Can taxes motivate you to find a solution?
Stephen Covey has a phrase in his book that keeps springing to mind when I think of what Zapatero is trying to do with the Spanish economy: “you can’t talk your way out of a problem you’ve behaved your way into.”
For as badly as Zapatero has done over the past two years—and he has done very badly indeed—we must also admit that he has to work with what he has to work with. Many of the deeper structural problems in the Spanish economy are a question of joint historical responsibility which means Spain will have to learn to behave its way out of the hole it’s in.
But the government can help by steering the ship in the right direction, setting up the infrastructure and laws to motivate and punish people so that it all moves towards the right place.
There is a problem, of course, if the government doesn’t know where it wants to go.
Now, certain taxes have a certain motivational effect at a certain level. It seems to me that basically, the more you raise taxes, the less people want to pay them.
People can either just not pay them (Spain’s underground economy is said to represent around 25% of GDP) or change their activity so that they do something which incurs a lower tax rate.
Look at what happened in the Basque country when they raised Capital Gains Tax for special investment vehicles from 1% to 28%. Three-quarters of the special investment vehicles suddenly decided Bilbao wasn’t actually the right place to be operating from after all.
Look at what has just happened to car sales in Spain: in July, between the removal of government car purchasing subsidies in place since last year, and the rise in VAT from 16% to 18% on July 1, car sales have plummeted 30% in a month.

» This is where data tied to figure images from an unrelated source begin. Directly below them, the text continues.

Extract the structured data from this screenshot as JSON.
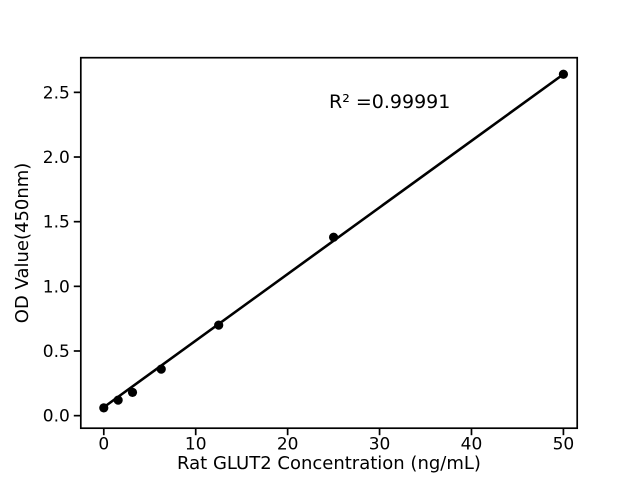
{
  "figure": {
    "background": "#ffffff",
    "foreground": "#000000"
  },
  "chart_data": {
    "type": "scatter",
    "xlabel": "Rat GLUT2 Concentration (ng/mL)",
    "ylabel": "OD Value(450nm)",
    "x": [
      0,
      1.5625,
      3.125,
      6.25,
      12.5,
      25,
      50
    ],
    "y": [
      0.06,
      0.12,
      0.18,
      0.36,
      0.7,
      1.38,
      2.64
    ],
    "fit_line": {
      "x": [
        0,
        50
      ],
      "y": [
        0.065,
        2.64
      ]
    },
    "annotation": {
      "text": "R² =0.99991",
      "x": 24.5,
      "y": 2.38
    },
    "x_ticks": [
      "0",
      "10",
      "20",
      "30",
      "40",
      "50"
    ],
    "y_ticks": [
      "0.0",
      "0.5",
      "1.0",
      "1.5",
      "2.0",
      "2.5"
    ],
    "xlim": [
      -2.5,
      51.5
    ],
    "ylim": [
      -0.097,
      2.768
    ],
    "grid": false,
    "legend": null,
    "marker_color": "#000000",
    "line_color": "#000000",
    "spine_color": "#000000"
  }
}
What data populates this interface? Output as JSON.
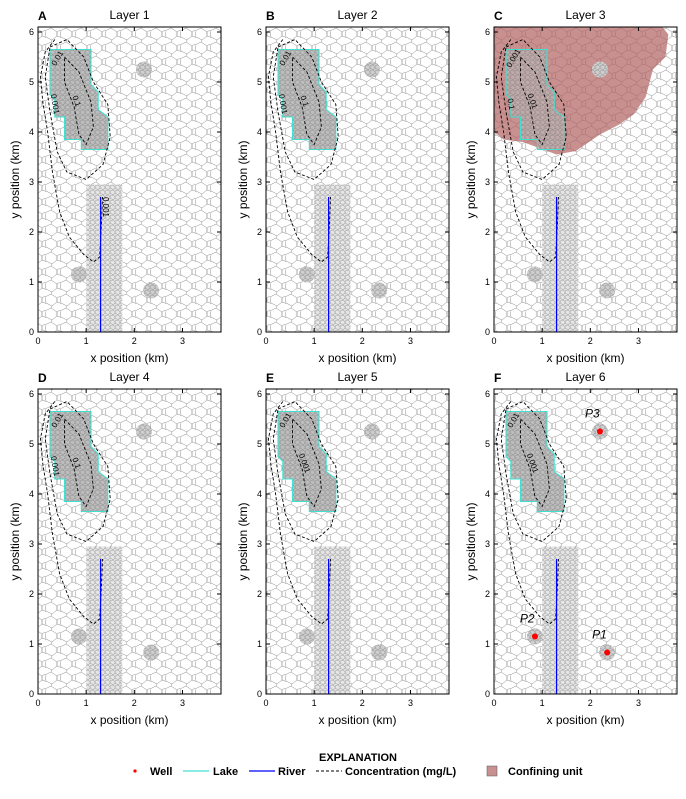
{
  "figure": {
    "explanation_title": "EXPLANATION",
    "legend": [
      {
        "key": "well",
        "label": "Well",
        "color": "#ff0000"
      },
      {
        "key": "lake",
        "label": "Lake",
        "color": "#40e0d0"
      },
      {
        "key": "river",
        "label": "River",
        "color": "#0000ff"
      },
      {
        "key": "concentration",
        "label": "Concentration (mg/L)",
        "color": "#000000"
      },
      {
        "key": "confining",
        "label": "Confining unit",
        "color": "#c99090"
      }
    ]
  },
  "chart_data": [
    {
      "type": "scatter",
      "panel": "A",
      "title": "Layer 1",
      "xlabel": "x position (km)",
      "ylabel": "y position (km)",
      "xlim": [
        0,
        3.8
      ],
      "ylim": [
        0,
        6.1
      ],
      "xticks": [
        "0",
        "1",
        "2",
        "3"
      ],
      "yticks": [
        "0",
        "1",
        "2",
        "3",
        "4",
        "5",
        "6"
      ],
      "contour_labels": [
        "0.01",
        "0.1",
        "0.001",
        "0.001"
      ],
      "river": true,
      "confining_unit": false,
      "wells": []
    },
    {
      "type": "scatter",
      "panel": "B",
      "title": "Layer 2",
      "xlabel": "x position (km)",
      "ylabel": "y position (km)",
      "xlim": [
        0,
        3.8
      ],
      "ylim": [
        0,
        6.1
      ],
      "xticks": [
        "0",
        "1",
        "2",
        "3"
      ],
      "yticks": [
        "0",
        "1",
        "2",
        "3",
        "4",
        "5",
        "6"
      ],
      "contour_labels": [
        "0.01",
        "0.1",
        "0.001"
      ],
      "river": true,
      "confining_unit": false,
      "wells": []
    },
    {
      "type": "scatter",
      "panel": "C",
      "title": "Layer 3",
      "xlabel": "x position (km)",
      "ylabel": "y position (km)",
      "xlim": [
        0,
        3.8
      ],
      "ylim": [
        0,
        6.1
      ],
      "xticks": [
        "0",
        "1",
        "2",
        "3"
      ],
      "yticks": [
        "0",
        "1",
        "2",
        "3",
        "4",
        "5",
        "6"
      ],
      "contour_labels": [
        "0.001",
        "0.01",
        "0.1"
      ],
      "river": true,
      "confining_unit": true,
      "wells": []
    },
    {
      "type": "scatter",
      "panel": "D",
      "title": "Layer 4",
      "xlabel": "x position (km)",
      "ylabel": "y position (km)",
      "xlim": [
        0,
        3.8
      ],
      "ylim": [
        0,
        6.1
      ],
      "xticks": [
        "0",
        "1",
        "2",
        "3"
      ],
      "yticks": [
        "0",
        "1",
        "2",
        "3",
        "4",
        "5",
        "6"
      ],
      "contour_labels": [
        "0.01",
        "0.1",
        "0.001"
      ],
      "river": true,
      "confining_unit": false,
      "wells": []
    },
    {
      "type": "scatter",
      "panel": "E",
      "title": "Layer 5",
      "xlabel": "x position (km)",
      "ylabel": "y position (km)",
      "xlim": [
        0,
        3.8
      ],
      "ylim": [
        0,
        6.1
      ],
      "xticks": [
        "0",
        "1",
        "2",
        "3"
      ],
      "yticks": [
        "0",
        "1",
        "2",
        "3",
        "4",
        "5",
        "6"
      ],
      "contour_labels": [
        "0.01",
        "0.001"
      ],
      "river": true,
      "confining_unit": false,
      "wells": []
    },
    {
      "type": "scatter",
      "panel": "F",
      "title": "Layer 6",
      "xlabel": "x position (km)",
      "ylabel": "y position (km)",
      "xlim": [
        0,
        3.8
      ],
      "ylim": [
        0,
        6.1
      ],
      "xticks": [
        "0",
        "1",
        "2",
        "3"
      ],
      "yticks": [
        "0",
        "1",
        "2",
        "3",
        "4",
        "5",
        "6"
      ],
      "contour_labels": [
        "0.01",
        "0.001"
      ],
      "river": true,
      "confining_unit": false,
      "wells": [
        {
          "name": "P1",
          "x": 2.35,
          "y": 0.83
        },
        {
          "name": "P2",
          "x": 0.85,
          "y": 1.15
        },
        {
          "name": "P3",
          "x": 2.2,
          "y": 5.25
        }
      ]
    }
  ]
}
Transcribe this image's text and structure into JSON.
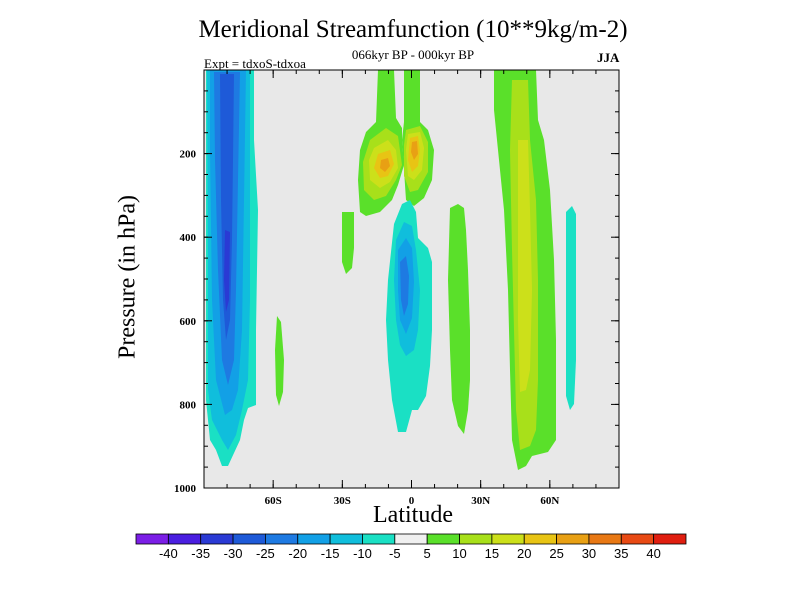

Wouldn’t we want to encourage people to become business monsters, as it were, thoroughly motivated to do as much private sector business activity as is humanly possible?
Whoever is pressing Zapatero to do more is still going, though: Infrastructure Minister Jose Blanco has just reappeared to throw around the idea of increasing even more taxes. The Spanish government is supposedly looking at increasing tax rates on income, alcohol, tobacco, corporate earnings, private estates and inheritance.
As before, the government will be saying that “in the name of solidarity and a time of recession, we want to ask for more from those who have most‘”— the middle classes, those who still have a job and the ‘rich’ — but the correct phrase would read more like: “’we have no plan and no money, so we’re going to take money off everyone who still has a little left over, and now that the initial tax raid on the civil servants has gone down so well, we’re going to take some more from those who still have something.”
What’s all this nonsense about fair taxes? Since when have taxes been fair? Taxes are economic motivators. Thoughtful people generally don’t like to be taxed too much and will behave in ways which avoid as much tax as possible.
And how is it fair that hard-working people who contribute the most—and perhaps use the least services—have to subsidise the lives of those who willingly do less (or in some cases nothing at all).
Shouldn’t those who generate most economic activity and tax residue for the economy actually pay less proportionally? Shouldn’t those who are doing nothing or leeching off everyone else pay the most to society for the privilege?
Why not leave the 1% special investment vehicle in place and raise income tax to 50% for the unemployed or those who don’t declare all their earnings, as a commenter on the Times website suggested a couple of months ago?
Do we want a ‘fair’ tax system or do we want a tax system that sets up the infrastructure for a strong, powerful economy—some of which can then be used to pay for the welfare state?